La revolución digital exige reformas que potencien los beneficios del cambio sin polarizar
Desde hace unos años, numerosas voces han venido advirtiendo de la necesidad de nuevas reformas para asentar la base de la expansión. El principal argumento, basado en sólidas e incuestionables experiencias históricas, es que sin reformas no es posible aumentar la productividad, ni reducir los déficits económicos y sociales de manera sostenida. Sin embargo, conviene tener en cuenta las transformaciones tecnológicas en marcha para conseguir mayor coherencia en la agenda reformista y mejorar su impacto.
Las prioridades no pueden ser las mismas que en el siglo pasado, marcado por la mundialización de la economía, un proceso de integración económica internacional que se intensificó tras la caída del muro de Berlín. Un contexto propicio a reformas para potenciar la inversión en bienes de equipo, en sectores donde residía la ventaja comparativa de cada país, flexibilizando los mercados de bienes, servicios y trabajo, elevando el nivel educativo y compensando a las víctimas de la mundialización —colectivos vulnerables y poco cualificados—.

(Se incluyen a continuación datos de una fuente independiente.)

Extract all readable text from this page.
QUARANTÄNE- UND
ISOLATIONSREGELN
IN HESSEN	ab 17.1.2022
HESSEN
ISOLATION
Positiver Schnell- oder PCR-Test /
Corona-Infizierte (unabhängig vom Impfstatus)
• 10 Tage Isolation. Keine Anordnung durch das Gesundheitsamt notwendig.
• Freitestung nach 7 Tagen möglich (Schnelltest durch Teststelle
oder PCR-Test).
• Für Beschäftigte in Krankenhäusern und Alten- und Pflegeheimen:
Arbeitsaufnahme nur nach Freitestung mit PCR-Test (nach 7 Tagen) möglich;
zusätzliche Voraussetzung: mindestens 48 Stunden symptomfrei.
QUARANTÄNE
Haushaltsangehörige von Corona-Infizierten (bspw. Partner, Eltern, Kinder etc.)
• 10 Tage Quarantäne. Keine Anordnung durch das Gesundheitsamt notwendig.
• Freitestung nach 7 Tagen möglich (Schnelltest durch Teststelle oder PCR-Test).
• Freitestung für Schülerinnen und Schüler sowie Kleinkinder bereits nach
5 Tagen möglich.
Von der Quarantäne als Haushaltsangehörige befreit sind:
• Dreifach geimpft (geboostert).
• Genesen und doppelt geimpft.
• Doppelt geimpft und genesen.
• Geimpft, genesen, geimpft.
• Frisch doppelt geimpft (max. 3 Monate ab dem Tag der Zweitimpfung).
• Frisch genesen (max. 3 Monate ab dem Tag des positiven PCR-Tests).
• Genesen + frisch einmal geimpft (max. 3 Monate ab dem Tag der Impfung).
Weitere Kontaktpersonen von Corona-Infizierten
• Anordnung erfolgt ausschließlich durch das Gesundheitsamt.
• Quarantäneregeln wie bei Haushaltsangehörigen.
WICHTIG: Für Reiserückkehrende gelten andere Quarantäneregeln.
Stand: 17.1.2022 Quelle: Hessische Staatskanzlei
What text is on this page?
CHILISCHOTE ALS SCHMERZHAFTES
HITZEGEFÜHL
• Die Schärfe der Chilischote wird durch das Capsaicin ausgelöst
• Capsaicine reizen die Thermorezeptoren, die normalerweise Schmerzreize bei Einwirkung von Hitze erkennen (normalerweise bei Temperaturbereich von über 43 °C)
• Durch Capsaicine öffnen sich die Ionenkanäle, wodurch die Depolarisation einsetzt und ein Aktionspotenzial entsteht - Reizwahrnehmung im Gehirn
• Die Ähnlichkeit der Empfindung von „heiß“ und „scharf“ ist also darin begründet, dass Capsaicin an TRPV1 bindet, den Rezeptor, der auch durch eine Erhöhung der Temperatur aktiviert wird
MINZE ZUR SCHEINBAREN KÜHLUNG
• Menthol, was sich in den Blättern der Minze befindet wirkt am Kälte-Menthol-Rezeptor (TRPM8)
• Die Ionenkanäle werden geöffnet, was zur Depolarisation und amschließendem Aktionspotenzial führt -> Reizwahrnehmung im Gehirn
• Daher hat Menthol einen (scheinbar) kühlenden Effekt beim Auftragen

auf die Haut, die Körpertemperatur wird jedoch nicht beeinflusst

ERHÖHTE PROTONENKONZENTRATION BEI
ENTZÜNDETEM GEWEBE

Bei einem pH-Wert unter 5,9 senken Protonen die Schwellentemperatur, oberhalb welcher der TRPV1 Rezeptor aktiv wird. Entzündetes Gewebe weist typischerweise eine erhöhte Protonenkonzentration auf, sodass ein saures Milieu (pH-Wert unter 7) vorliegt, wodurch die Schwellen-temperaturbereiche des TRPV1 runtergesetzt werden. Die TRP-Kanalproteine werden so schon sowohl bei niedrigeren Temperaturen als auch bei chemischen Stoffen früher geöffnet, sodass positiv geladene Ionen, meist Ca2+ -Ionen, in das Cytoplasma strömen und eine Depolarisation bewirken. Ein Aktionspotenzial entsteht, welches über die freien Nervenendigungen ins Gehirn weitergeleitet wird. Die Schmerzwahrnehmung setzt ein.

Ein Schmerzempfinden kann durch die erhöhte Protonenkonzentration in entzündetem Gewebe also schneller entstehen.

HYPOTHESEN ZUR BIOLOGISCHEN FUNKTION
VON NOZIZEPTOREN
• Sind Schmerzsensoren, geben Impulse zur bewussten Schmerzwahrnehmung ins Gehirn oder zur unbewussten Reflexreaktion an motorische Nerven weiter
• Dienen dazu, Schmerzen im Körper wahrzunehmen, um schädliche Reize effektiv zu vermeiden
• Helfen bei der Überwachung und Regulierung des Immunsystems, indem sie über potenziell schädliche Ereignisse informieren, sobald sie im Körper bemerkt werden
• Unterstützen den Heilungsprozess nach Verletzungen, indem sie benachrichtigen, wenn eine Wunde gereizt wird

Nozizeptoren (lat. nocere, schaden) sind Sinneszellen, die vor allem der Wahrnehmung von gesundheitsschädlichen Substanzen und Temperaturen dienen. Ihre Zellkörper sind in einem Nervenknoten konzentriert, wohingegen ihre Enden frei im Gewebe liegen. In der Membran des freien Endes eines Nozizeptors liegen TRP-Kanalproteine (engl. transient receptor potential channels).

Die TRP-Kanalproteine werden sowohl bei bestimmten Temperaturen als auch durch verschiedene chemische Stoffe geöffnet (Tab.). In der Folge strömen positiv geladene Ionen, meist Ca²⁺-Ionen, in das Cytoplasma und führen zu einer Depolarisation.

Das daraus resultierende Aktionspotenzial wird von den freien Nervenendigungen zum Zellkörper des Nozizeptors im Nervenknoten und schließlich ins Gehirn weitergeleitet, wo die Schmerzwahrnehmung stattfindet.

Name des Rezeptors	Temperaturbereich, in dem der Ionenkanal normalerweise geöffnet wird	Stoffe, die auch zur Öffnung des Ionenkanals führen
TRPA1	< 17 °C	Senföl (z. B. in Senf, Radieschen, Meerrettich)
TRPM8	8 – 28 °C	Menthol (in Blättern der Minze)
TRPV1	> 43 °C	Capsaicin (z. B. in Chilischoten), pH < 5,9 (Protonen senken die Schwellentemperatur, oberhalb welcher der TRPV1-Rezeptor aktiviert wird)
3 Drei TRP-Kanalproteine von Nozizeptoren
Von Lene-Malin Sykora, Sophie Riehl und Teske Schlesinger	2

Con la revolución digital y de la inteligencia artificial, el contexto varía radicalmente, exigiendo nuevos objetivos para las reformas. Ahora, el valor reside en las transacciones virtuales y el capital reputacional. Las más beneficiadas son las grandes empresas de servicios tecnológicos, que concentran un gran poder de mercado derivado de sus activos intangibles, lo que se refleja en cuantiosos beneficios próximos a una situación de monopolio. El buen funcionamiento de la economía exige, más que flexibilidad, protección de las condiciones de competencia, permitiendo la emergencia de competidores y facilitando la difusión del avance tecnológico. El crecimiento exponencial de las transacciones digitales también erosiona la base fiscal de los Estados, algo preocupante para la Hacienda española, atenazada por la deuda.
Asimismo, estamos asistiendo a una “atomización” del trabajo, que difiere de los procesos de ajuste entre sectores característico de la época de esplendor de la mundialización (pérdidas de empleo en industrias en declive y ganancias en sectores con ventaja comparativa en cada economía). Hoy, los procesos de externalización atraviesan todos los sectores sin excepción alguna, fruto de la tecnología digital y la robótica. El resultado es una erosión del modelo de trabajo a tiempo completo, en un mismo lugar y para una única empresa. El trabajo se individualiza y aparecen nuevas formas, como los autónomos dependientes, el nomadismo laboral (combinando el empleo “tradicional” con otra actividad), o las plataformas de trabajo que conectan directamente con el consumidor final. El objetivo de las políticas no es tanto flexibilizar un mercado laboral atomizado, sino facilitar la movilidad y proteger a todos los ocupados, independientemente de su estatuto en el empleo.
Por otra parte, la educación ya no es una panacea. La tecnología reduce la demanda de empleos de calificación intermedia, produciendo un fenómeno de polarización que empieza a notarse también en España. Los robots son imbatibles para desarrollar tareas complejas pero automatizables, de modo que la reforma educativa tendrá que promover la adquisición de competencias que complementan a los algoritmos. La polarización también se percibe como una amenaza para las clases medias como refleja la revuelta de chalecos amarillos en Francia. Todo ello contribuye al surgimiento del populismo y del proteccionismo.
En definitiva, el cambio tecnológico, por su carácter disruptivo, plantea la necesidad de una nueva agenda reformista, que potencie la capacidad innovadora y creativa del país, luche contra los oligopolios tecnológicos y facilite el desarrollo de competencias que completen el avance de la robótica. Las reformas pueden guiar el cambio tecnológico hacia la satisfacción de bienes colectivos como la lucha contra el cambio climático y la precariedad. El sistema impositivo, adaptado a una economía basada en empresas localizadas en el territorio nacional, tiene que evolucionar para abarcar el creciente flujo de transacciones digitales y sin fronteras. Para la reforma laboral, el reto es acompañar la movilidad y a la vez evitar la polarización. La tarea es colosal, además España parte con alguna desventaja. Pero recuperaremos el terreno perdido si actuamos con prontitud y perseverancia, adaptando las reformas a la mutación tecnológica.